Instaurer une commission nationale de réparation des préjudices subis par des mineurs et anciens mineurs placés dans le cadre de leur parcours de protection de l’enfance
Résumé
Propose d'instaurer une commission nationale pour réparer les préjudices subis par des mineurs en protection de l'enfance.
Dernière étape enregistrée : Dépôt, le 27 mars 2026.
Rien d'inscrit à l'ordre du jour dans le calendrier dont nous disposons.
Résumé IAfondé sur l'exposé des motifs (voir le PDF).
Déposé par
- Marianne MAXIMILFI-NFP
Ce que fait le texte
La proposition de loi vise à instaurer une commission nationale de réparation pour les mineurs et anciens mineurs ayant subi des préjudices dans le cadre de leur protection. Cette commission sera chargée de recueillir les recours des victimes, d'évaluer les préjudices subis et de déterminer les indemnités à verser, le tout financé par un Fonds de réparation alimenté par l'État et les Départements.
Personnes concernées
Les enfants placés et les anciens enfants placés sont les principaux bénéficiaires de la commission nationale de réparation, qui vise à reconnaître et à réparer les préjudices subis en raison des défaillances de la protection de l'enfance. Cette commission s'appuiera également sur des représentants des collectifs et associations d'enfants placés pour recueillir les recours des victimes et établir les préjudices subis.
Dispositions clés
- Création de la commission nationale de réparation. La proposition de loi instaure une commission nationale de réparation chargée de recueillir les recours des victimes et d'établir les préjudices subis par les enfants placés et anciens enfants placés.

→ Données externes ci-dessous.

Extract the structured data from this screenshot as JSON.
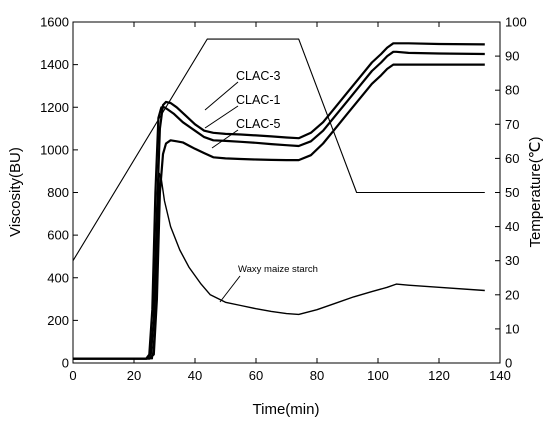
{
  "chart_data": {
    "type": "line",
    "title": "",
    "xlabel": "Time(min)",
    "ylabel": "Viscosity(BU)",
    "y2label": "Temperature(℃)",
    "xlim": [
      0,
      140
    ],
    "ylim": [
      0,
      1600
    ],
    "y2lim": [
      0,
      100
    ],
    "xticks": [
      0,
      20,
      40,
      60,
      80,
      100,
      120,
      140
    ],
    "yticks": [
      0,
      200,
      400,
      600,
      800,
      1000,
      1200,
      1400,
      1600
    ],
    "y2ticks": [
      0,
      10,
      20,
      30,
      40,
      50,
      60,
      70,
      80,
      90,
      100
    ],
    "grid": false,
    "legend": "none",
    "series": [
      {
        "name": "CLAC-3",
        "axis": "left",
        "x": [
          0,
          24,
          25.5,
          26.5,
          27.5,
          28.5,
          29.5,
          30.5,
          32,
          34,
          37,
          40,
          43,
          46,
          50,
          55,
          60,
          65,
          70,
          74,
          78,
          82,
          86,
          90,
          94,
          98,
          101,
          103,
          105,
          106,
          110,
          120,
          135
        ],
        "y": [
          20,
          20,
          40,
          200,
          700,
          1100,
          1210,
          1225,
          1220,
          1200,
          1160,
          1120,
          1090,
          1080,
          1075,
          1072,
          1068,
          1063,
          1058,
          1055,
          1080,
          1130,
          1200,
          1270,
          1340,
          1410,
          1450,
          1480,
          1500,
          1500,
          1500,
          1497,
          1495
        ]
      },
      {
        "name": "CLAC-1",
        "axis": "left",
        "x": [
          0,
          24,
          25,
          26,
          27,
          28,
          29,
          30,
          31,
          33,
          36,
          40,
          43,
          46,
          50,
          55,
          60,
          65,
          70,
          74,
          78,
          82,
          86,
          90,
          94,
          98,
          101,
          103,
          105,
          106,
          110,
          120,
          135
        ],
        "y": [
          20,
          20,
          40,
          250,
          800,
          1150,
          1200,
          1200,
          1190,
          1170,
          1130,
          1090,
          1060,
          1045,
          1042,
          1038,
          1033,
          1027,
          1022,
          1018,
          1040,
          1090,
          1160,
          1230,
          1300,
          1370,
          1410,
          1440,
          1460,
          1460,
          1455,
          1452,
          1450
        ]
      },
      {
        "name": "CLAC-5",
        "axis": "left",
        "x": [
          0,
          25,
          26.5,
          27.5,
          28.5,
          29.5,
          30.5,
          32,
          34,
          36,
          38,
          40,
          43,
          46,
          50,
          55,
          60,
          65,
          70,
          74,
          78,
          82,
          86,
          90,
          94,
          98,
          101,
          103,
          105,
          106,
          110,
          120,
          135
        ],
        "y": [
          20,
          20,
          40,
          300,
          800,
          980,
          1030,
          1045,
          1040,
          1035,
          1020,
          1005,
          985,
          965,
          960,
          957,
          955,
          953,
          952,
          952,
          975,
          1030,
          1100,
          1170,
          1240,
          1310,
          1350,
          1380,
          1400,
          1400,
          1400,
          1400,
          1400
        ]
      },
      {
        "name": "Waxy maize starch",
        "axis": "left",
        "x": [
          0,
          26,
          27,
          27.7,
          28.3,
          29,
          30,
          32,
          35,
          38,
          42,
          45,
          50,
          55,
          60,
          65,
          70,
          74,
          80,
          86,
          92,
          98,
          103,
          106,
          110,
          120,
          135
        ],
        "y": [
          20,
          20,
          200,
          600,
          890,
          860,
          760,
          640,
          530,
          450,
          370,
          320,
          285,
          270,
          255,
          242,
          232,
          228,
          250,
          280,
          310,
          335,
          355,
          370,
          365,
          355,
          340
        ]
      },
      {
        "name": "",
        "axis": "right",
        "x": [
          0,
          44,
          74,
          93,
          135
        ],
        "y": [
          30,
          95,
          95,
          50,
          50
        ]
      }
    ],
    "annotations": [
      {
        "text": "CLAC-3",
        "points_to": "CLAC-3"
      },
      {
        "text": "CLAC-1",
        "points_to": "CLAC-1"
      },
      {
        "text": "CLAC-5",
        "points_to": "CLAC-5"
      },
      {
        "text": "Waxy maize starch",
        "points_to": "Waxy maize starch"
      }
    ]
  }
}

- Composition de la commission. La commission sera composée de trente membres représentant divers corps de métiers impliqués dans la protection de l'enfance ainsi que des collectifs et associations d'enfants placés.
- Établissement d'un Fonds de réparation. Un Fonds de réparation sera créé pour financer la commission, avec des contributions de l'État et des Départements, co-responsables de la politique de protection de l'enfance.
Impact budgétaire
Non applicable : Pas d'estimation budgétaire indépendante disponible pour ce texte
Dates d'entrée en vigueur
Non applicable : L'exposé des motifs n'aborde pas les dates d'entrée en vigueur
Lien avec le droit existant
Non applicable : Le texte établit une autorité entièrement nouvelle sans référence au droit antérieur
Objet déclaré
La présente proposition de loi vise à instaurer une commission nationale de réparation pour les mineurs et anciens mineurs placés, afin de reconnaître et de réparer les préjudices subis en raison des défaillances de la protection de l'enfance. Cette commission aura pour mandat de recueillir les recours des victimes et d'établir les différents préjudices, qu'ils soient matériels, moraux ou corporels.